Dans sa nouvelle production de Noël, l’Opéra National de Lorraine invite le public à la révision du classique d’Offenbach par un double cadrage moderne. Sur le plan global, Bruno Ravella opte pour l’idée astucieuse de mettre le berger Pâris dans les habits de James Bond et de lui confier trois missions audacieuses : 1. séduire la Belle Hélène, 2. l’enlever et, par là, 3. provoquer la Guerre de Troie. Dans le détail, l’actualité culturelle et politique de la fin 2018 s’immisce copieusement dans les répliques – une stratégie peut-être facile, mais non moins efficace pour provoquer les rires qui siéent à l’opéra bouffe.
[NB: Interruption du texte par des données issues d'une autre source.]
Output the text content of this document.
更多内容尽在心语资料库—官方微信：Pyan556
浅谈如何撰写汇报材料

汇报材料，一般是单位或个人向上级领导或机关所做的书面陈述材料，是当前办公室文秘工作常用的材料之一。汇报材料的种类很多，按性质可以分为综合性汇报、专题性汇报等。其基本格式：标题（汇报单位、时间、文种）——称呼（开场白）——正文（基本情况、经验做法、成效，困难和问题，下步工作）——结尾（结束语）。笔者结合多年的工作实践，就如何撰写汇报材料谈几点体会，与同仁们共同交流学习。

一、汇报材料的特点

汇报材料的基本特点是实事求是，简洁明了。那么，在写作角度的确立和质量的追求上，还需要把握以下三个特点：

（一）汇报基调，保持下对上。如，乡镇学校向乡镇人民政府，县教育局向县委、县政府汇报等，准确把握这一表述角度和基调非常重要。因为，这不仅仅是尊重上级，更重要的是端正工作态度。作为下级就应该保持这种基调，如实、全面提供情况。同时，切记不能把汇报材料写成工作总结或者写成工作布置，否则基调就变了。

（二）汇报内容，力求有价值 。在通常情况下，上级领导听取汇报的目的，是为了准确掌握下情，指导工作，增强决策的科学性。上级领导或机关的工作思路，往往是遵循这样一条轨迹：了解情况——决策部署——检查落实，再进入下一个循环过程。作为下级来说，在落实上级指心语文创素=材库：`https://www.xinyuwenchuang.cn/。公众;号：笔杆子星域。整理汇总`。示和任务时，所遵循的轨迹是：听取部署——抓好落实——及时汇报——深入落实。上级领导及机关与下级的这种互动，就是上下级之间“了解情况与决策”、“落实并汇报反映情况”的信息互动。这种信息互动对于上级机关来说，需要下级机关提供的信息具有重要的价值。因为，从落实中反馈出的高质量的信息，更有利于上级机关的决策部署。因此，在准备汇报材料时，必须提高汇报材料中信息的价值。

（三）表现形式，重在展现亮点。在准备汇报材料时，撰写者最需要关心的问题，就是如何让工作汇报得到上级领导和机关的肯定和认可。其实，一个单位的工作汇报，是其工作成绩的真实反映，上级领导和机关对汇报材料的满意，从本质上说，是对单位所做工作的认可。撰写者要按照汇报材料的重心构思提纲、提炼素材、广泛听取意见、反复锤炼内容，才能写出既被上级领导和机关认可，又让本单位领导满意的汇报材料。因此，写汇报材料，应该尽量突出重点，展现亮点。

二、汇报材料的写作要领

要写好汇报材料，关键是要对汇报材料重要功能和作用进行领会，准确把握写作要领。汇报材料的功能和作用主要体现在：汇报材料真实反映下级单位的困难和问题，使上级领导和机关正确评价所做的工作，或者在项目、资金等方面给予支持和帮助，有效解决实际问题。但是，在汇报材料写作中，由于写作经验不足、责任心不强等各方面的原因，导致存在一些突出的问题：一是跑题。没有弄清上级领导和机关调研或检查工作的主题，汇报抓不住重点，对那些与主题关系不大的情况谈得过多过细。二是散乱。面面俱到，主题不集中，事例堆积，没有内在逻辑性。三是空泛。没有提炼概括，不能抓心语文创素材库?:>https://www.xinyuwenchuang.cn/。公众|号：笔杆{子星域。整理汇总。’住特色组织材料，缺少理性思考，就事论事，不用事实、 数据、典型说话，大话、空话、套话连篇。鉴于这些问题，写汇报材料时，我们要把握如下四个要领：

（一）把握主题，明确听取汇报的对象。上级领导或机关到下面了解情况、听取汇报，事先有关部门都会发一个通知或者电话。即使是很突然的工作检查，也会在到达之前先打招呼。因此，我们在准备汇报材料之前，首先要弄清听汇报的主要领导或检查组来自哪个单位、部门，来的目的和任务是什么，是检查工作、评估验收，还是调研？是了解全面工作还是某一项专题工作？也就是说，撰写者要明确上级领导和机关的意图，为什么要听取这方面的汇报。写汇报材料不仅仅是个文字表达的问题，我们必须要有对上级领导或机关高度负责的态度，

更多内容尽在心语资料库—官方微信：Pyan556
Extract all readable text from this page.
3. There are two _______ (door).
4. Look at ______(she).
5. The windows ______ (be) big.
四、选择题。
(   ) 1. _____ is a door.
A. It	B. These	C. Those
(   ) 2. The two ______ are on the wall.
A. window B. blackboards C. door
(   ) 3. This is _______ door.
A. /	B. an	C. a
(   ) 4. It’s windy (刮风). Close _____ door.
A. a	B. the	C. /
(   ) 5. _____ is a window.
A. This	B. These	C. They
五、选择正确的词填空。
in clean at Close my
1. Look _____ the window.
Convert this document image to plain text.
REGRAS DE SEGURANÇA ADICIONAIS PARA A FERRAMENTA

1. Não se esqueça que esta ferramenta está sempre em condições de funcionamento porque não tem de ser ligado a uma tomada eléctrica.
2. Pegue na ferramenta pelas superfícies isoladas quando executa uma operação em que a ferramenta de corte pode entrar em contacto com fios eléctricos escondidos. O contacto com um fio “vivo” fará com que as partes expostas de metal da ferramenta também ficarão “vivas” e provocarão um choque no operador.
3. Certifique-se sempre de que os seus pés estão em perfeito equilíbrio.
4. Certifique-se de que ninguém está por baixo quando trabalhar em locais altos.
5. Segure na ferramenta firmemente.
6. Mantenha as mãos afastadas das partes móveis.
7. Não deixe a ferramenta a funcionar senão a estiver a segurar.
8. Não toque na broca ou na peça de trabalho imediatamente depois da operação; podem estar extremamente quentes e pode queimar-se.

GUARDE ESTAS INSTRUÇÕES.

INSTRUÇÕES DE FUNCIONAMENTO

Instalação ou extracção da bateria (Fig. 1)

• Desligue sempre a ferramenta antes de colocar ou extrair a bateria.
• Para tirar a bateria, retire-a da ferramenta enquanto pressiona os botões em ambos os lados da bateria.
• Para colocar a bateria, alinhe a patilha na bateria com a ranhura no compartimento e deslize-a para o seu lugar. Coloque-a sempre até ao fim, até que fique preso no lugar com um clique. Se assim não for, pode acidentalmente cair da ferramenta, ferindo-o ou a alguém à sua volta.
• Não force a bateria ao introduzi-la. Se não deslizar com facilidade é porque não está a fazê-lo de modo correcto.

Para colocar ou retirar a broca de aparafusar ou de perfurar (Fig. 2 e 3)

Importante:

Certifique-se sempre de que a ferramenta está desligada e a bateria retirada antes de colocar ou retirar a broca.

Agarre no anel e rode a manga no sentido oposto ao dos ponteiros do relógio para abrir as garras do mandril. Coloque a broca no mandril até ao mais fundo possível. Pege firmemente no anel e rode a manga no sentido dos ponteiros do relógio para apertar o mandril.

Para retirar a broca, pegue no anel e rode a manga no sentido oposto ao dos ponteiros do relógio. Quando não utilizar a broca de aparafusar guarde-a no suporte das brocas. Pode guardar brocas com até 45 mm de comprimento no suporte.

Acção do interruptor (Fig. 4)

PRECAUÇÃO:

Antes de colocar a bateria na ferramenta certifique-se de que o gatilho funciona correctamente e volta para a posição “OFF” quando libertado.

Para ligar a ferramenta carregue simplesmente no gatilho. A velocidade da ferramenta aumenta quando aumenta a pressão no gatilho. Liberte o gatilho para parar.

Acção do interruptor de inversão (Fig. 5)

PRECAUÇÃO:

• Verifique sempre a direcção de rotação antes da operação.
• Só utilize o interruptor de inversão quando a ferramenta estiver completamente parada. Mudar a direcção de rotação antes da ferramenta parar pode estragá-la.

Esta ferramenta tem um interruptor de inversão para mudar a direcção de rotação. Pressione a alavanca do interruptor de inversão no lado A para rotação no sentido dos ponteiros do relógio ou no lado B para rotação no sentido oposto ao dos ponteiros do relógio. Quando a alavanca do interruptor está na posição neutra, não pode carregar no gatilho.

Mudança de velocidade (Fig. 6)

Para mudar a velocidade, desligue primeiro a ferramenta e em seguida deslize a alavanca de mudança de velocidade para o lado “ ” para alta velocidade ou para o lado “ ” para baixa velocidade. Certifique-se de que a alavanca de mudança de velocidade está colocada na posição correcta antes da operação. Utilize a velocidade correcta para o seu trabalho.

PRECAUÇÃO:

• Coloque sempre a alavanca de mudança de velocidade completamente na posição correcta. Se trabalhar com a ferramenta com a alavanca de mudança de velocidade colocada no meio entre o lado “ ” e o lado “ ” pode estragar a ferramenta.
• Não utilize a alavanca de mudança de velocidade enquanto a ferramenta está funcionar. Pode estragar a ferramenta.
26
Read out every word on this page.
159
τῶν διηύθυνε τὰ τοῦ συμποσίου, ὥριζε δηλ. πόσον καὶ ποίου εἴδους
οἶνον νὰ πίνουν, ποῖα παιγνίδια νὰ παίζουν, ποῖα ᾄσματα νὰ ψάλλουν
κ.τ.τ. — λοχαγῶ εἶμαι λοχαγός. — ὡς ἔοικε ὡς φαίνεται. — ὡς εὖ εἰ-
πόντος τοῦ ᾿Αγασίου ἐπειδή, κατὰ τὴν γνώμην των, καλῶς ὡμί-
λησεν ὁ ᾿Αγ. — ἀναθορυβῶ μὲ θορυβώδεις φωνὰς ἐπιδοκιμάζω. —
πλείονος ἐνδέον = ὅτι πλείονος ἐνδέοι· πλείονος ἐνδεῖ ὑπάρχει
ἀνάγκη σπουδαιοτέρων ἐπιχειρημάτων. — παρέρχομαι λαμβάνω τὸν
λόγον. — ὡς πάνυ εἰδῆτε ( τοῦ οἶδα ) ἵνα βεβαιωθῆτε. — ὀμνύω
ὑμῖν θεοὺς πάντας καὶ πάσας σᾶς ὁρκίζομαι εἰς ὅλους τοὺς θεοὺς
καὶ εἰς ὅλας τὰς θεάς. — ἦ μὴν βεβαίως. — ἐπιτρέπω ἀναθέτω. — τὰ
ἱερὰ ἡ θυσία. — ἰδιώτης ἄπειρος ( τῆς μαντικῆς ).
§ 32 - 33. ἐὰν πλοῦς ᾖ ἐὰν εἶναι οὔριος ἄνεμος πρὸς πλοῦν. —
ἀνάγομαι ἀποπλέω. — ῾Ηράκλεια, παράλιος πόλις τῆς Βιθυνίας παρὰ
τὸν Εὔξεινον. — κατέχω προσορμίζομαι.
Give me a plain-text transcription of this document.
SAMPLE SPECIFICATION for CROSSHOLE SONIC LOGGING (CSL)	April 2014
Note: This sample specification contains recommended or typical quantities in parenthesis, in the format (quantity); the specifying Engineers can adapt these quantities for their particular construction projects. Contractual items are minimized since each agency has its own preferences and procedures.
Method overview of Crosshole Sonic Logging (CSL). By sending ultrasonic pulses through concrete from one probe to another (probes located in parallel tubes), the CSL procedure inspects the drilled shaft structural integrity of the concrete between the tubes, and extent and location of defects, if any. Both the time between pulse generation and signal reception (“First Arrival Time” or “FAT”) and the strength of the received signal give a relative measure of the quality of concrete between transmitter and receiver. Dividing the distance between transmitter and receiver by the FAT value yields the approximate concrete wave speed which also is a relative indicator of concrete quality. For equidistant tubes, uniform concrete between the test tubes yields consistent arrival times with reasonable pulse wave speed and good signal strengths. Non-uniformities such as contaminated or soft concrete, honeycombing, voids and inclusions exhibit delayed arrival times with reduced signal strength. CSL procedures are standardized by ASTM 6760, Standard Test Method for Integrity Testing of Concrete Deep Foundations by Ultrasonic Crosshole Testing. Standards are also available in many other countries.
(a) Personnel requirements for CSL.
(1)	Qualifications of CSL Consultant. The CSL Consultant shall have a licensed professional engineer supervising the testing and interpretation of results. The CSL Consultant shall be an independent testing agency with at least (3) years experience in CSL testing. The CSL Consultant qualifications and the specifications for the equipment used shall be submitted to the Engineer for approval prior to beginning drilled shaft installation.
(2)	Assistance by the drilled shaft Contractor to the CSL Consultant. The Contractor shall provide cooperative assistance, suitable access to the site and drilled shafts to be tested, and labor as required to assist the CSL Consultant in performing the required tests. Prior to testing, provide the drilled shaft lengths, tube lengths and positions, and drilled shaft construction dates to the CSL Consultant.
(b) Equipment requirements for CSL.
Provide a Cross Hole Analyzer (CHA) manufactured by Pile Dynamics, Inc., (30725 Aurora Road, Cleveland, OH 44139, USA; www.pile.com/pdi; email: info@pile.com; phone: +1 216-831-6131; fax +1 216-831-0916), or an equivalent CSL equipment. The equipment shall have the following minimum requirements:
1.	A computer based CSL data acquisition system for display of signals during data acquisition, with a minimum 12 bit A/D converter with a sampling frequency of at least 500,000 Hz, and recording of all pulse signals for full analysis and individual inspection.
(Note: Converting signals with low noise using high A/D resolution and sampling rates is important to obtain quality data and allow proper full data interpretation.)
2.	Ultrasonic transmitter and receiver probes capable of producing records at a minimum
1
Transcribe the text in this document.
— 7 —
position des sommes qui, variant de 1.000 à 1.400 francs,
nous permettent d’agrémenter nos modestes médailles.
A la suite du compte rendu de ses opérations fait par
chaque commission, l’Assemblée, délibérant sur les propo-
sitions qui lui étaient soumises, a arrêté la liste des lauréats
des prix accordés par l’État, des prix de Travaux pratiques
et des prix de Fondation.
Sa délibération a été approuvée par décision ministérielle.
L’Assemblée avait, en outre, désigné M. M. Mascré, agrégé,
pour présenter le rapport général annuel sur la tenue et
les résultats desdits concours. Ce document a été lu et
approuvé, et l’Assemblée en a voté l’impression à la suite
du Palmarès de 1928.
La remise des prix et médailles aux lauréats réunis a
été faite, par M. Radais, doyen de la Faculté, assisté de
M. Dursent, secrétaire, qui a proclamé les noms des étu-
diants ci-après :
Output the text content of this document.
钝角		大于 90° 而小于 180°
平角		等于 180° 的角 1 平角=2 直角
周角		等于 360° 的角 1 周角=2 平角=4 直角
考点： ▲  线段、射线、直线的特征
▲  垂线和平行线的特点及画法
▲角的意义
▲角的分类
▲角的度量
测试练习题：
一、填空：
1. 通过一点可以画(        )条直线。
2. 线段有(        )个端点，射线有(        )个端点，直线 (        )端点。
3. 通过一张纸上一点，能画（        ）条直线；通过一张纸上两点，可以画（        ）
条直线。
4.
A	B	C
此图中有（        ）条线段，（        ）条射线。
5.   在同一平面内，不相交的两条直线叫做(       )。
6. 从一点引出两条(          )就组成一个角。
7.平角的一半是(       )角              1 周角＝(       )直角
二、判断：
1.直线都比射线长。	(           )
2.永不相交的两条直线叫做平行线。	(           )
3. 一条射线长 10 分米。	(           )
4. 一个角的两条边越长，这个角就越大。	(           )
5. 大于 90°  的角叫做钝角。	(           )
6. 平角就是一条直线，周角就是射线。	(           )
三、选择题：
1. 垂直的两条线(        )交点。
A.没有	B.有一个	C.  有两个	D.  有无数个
Si musicalement la moisson se révèle satisfaisante, le vrai succès de l’équipe réside dans l’excellent jeu d’acteur des solistes.
Le rideau de l’Opéra nancéien s’est travesti ce soir en treillis militaire, réinvestissant le conflit hellénique par la Guerre Froide. Or, si Pâris 007 accepte sa mission top secrète, dûment muni des artifices d’un docteur No depuis l’ouverture, il l’applique aussi avec un burlesque parachevé. Parachutage, plongée ou déguisement frisent l’échec, et la réussite finale de l’opération n’est assurée que par l’envol d’un hélicoptère salvateur. Philippe Talbot s’acquitte bien de la mission qui lui est ainsi confiée. Ténor léger, ce Pâris est la voix pilier de premier plan de la production, se solidifiant d’intervention en intervention. Le rôle-titre est tenu par Mireille Lebel, dont le très joli timbre, soutenu par une technique performante, est malheureusement très en retrait, dans une retenue qu’on devine contrainte : aléa de santé ? réserve par prudence ? De fait, si les interventions depuis le balcon, façon Évita, ou sur pizzicati de cordes passent bien, Hélène se trouve en revanche vite noyée dans les scènes collectives. Pourtant, son adresse à la Déesse (« Dis-moi, Vénus »), dévoile ce dont est capable ce mezzo-soprano : coquette, spirituelle, fine, la soliste exploite toutes les facettes de cet air polémique ; et son jeu d’actrice est remarquable tout au long de l’opéra. Digne fille de Léda, elle secoue ses ailes, bat froid Pâris dans un premier temps, ridiculise son époux royal et montre toute la duplicité de son rôle.
La mise en scène hilarante confère des identités bien distinctes aux héros grecs : le bouillant Achille (Raphaël Brémard) est un niais, stylé comme un mélange entre le Perceval de Rohmer et un soldat de l’armée napoléonienne ; Ménélas, le roi et « président des riches », campé par le ténor Éric Huchet, un benêt qui a grandement besoin d’être orienté par son frère Agamemnon (Franck Leguérinel, superbe baryton, l’une des valeurs très sûres de la soirée). Ajax I (Christophe Poncet de Solages, ténor) et II (Virgile Frannais, baryton) constituent un savoureux duo comique. Calchas, le Grand Augure assoiffé de sang, possède un énorme charisme, grâce à son interprète Boris Grappe, baryton sonore et acteur vraiment remarquable. Du côté des femmes se distinguent encore tout particulièrement le solide mezzo-soprano de Yete Queiroz, brillant Oreste travesti, puis le soprano Sarah Defrise, en Bacchis version bécasse 2018.
Le sur-jeu que la mise en scène imprime à cet Offenbach est un excellent parti pris, surtout au regard de la qualité que met en œuvre la talentueuse distribution. De concert avec la scénographie suggestive, les décors de Giles Cadle, les costumes de Gabrielle Dalton et les lumières de Malcolm Rippeth, les ballets – qui incluent non seulement les danseurs professionnels, mais parfois tout le plateau – agrémentent ce spectacle de Noël. Dommage que certaines interventions du chœur, notamment la toute première, soient en décalage flagrant avec l’orchestre : Laurent Campellone, moulinant à grands bras, peine alors un peu à remettre de l’ordre dans ses troupes disparates. Mais les tempos adoptés sont plaisants et vifs et soulignent toute la légèreté offenbachienne. La Belle Hélène est un dessert festif en ces veilles de Noël, et il se déguste avec plaisir.